NATIONAL LAMPOON’S CLASS REUNION, Misty Rowe, 1982. (c) ABC/ Courtesy: Everett Colleciton.

SHOCK: CLASS REUNION is very much a cult film, and it falls in a unique subgenre: It’s an early horror spoof. There were just a few of those in the early ’80s. There was Student Bodies and there was another one called SATURDAY THE 14th.
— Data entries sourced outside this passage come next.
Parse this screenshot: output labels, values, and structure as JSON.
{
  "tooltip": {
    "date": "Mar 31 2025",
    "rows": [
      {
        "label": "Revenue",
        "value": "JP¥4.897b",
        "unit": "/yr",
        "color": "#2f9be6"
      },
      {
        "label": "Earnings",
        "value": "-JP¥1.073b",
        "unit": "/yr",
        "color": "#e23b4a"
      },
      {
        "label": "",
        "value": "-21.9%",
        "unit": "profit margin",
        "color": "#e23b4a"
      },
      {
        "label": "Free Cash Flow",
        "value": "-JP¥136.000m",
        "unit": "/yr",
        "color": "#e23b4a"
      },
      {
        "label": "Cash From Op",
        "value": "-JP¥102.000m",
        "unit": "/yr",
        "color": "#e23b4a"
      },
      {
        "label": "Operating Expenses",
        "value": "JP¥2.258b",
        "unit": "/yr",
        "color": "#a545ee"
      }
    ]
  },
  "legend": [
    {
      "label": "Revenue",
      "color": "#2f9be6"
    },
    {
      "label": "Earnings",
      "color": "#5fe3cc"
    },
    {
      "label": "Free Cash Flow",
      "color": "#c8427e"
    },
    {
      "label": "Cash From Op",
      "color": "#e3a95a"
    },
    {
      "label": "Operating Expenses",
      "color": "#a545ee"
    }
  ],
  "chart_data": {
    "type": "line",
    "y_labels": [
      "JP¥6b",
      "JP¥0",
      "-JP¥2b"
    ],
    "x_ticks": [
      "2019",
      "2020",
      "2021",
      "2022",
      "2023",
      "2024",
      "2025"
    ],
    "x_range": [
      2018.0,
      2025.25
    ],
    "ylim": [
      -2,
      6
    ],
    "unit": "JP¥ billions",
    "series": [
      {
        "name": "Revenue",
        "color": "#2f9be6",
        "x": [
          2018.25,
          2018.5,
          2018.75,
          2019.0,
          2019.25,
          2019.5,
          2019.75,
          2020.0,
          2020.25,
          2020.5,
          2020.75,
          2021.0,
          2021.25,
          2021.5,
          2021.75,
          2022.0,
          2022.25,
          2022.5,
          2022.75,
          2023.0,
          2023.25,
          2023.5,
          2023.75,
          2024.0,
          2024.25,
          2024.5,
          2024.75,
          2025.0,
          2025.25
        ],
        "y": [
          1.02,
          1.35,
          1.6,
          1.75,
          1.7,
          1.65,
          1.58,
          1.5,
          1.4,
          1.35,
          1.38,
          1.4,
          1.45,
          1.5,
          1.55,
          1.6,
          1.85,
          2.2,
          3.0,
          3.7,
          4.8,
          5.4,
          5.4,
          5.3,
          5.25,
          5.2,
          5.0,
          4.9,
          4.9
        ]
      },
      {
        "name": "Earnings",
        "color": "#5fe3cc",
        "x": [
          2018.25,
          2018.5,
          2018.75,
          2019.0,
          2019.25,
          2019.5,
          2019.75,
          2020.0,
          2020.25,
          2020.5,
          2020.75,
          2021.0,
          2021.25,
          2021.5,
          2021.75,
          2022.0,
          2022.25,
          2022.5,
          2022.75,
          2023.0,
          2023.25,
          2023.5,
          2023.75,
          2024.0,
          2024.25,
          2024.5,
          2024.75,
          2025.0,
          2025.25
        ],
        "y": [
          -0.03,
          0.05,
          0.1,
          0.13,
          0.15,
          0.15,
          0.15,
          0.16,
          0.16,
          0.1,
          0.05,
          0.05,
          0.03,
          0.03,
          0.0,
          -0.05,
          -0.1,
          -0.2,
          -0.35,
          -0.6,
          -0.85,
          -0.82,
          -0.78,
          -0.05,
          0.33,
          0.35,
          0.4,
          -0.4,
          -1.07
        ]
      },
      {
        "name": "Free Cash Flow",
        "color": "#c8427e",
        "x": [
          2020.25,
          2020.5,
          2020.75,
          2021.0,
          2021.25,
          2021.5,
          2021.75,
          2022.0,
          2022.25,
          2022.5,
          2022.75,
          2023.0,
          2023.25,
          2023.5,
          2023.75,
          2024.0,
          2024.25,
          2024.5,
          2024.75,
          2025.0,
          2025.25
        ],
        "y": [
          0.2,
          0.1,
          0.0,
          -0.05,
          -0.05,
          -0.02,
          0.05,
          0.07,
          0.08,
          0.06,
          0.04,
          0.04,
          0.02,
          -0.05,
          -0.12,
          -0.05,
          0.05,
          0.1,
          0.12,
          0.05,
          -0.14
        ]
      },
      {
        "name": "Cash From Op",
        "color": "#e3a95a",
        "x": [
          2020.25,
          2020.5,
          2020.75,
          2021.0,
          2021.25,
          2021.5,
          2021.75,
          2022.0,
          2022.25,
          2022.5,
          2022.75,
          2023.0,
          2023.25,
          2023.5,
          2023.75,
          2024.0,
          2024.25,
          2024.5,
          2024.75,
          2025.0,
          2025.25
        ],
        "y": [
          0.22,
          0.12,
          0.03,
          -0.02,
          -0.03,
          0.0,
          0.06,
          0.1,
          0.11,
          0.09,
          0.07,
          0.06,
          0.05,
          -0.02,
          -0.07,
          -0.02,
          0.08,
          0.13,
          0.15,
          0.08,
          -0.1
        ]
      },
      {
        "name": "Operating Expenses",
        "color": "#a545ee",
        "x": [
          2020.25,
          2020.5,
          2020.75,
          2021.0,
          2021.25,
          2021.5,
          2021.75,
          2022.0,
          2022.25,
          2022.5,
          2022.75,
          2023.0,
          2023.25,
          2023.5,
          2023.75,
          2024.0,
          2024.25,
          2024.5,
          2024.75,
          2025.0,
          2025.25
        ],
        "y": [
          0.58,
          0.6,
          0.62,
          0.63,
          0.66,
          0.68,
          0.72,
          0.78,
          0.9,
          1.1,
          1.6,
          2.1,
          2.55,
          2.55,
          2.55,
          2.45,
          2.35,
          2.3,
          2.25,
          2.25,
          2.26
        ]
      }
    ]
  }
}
MILLER: SATURDAY THE 14th! By Howard Cohen! He was my friend! I shot some footage for that. It blows my mind that you know that movie. Well, that’s good; I didn’t know that. It makes me happy to hear that. My movie JACKSON COUNTY JAIL is a cult film. I didn’t know that SILENT RAGE was a cult film until Duvien Ho at Dammaged Goods called me about the screening at the Egyptian a few weeks ago. I didn’t know anybody cared about these movies. It’s not included when they have Chuck Norris retrospectives on television and stuff.

SHOCK: It’s actually the only film Chuck Norris ever did with Columbia. That might be why.

MILLER: I think you’re right. Whoever buys those things, they buy a package from the same studio. There’s no package of movies he did with Columbia. The same thing may be true with CLASS REUNION. It was ABC pictures. They were trying to get into the feature film business.

SHOCK: Is there anything else you’d like to say about SILENT RAGE or CLASS REUNION now that you know that these are movies that are still being paid attention to?

MILLER: I don’t know what to say! (Laughing.) I’m pleased that there is still an audience who likes them! That these pictures will go on and have a fan base because of the slasher fans. They weren’t really made with those fans in mind. With any fans in mind, really. If they discovered them and are entertained, then I’m tickled pink. You’ve made my day. I mean that from the bottom of my heart. I left theater and went into movies so that there would be some sense of a legacy. When I got the call from Duvien, I told him “It’s all empty calories besides JACKSON COUNTY JAIL. It all boils down to bullshit.” And now I see that it doesn’t!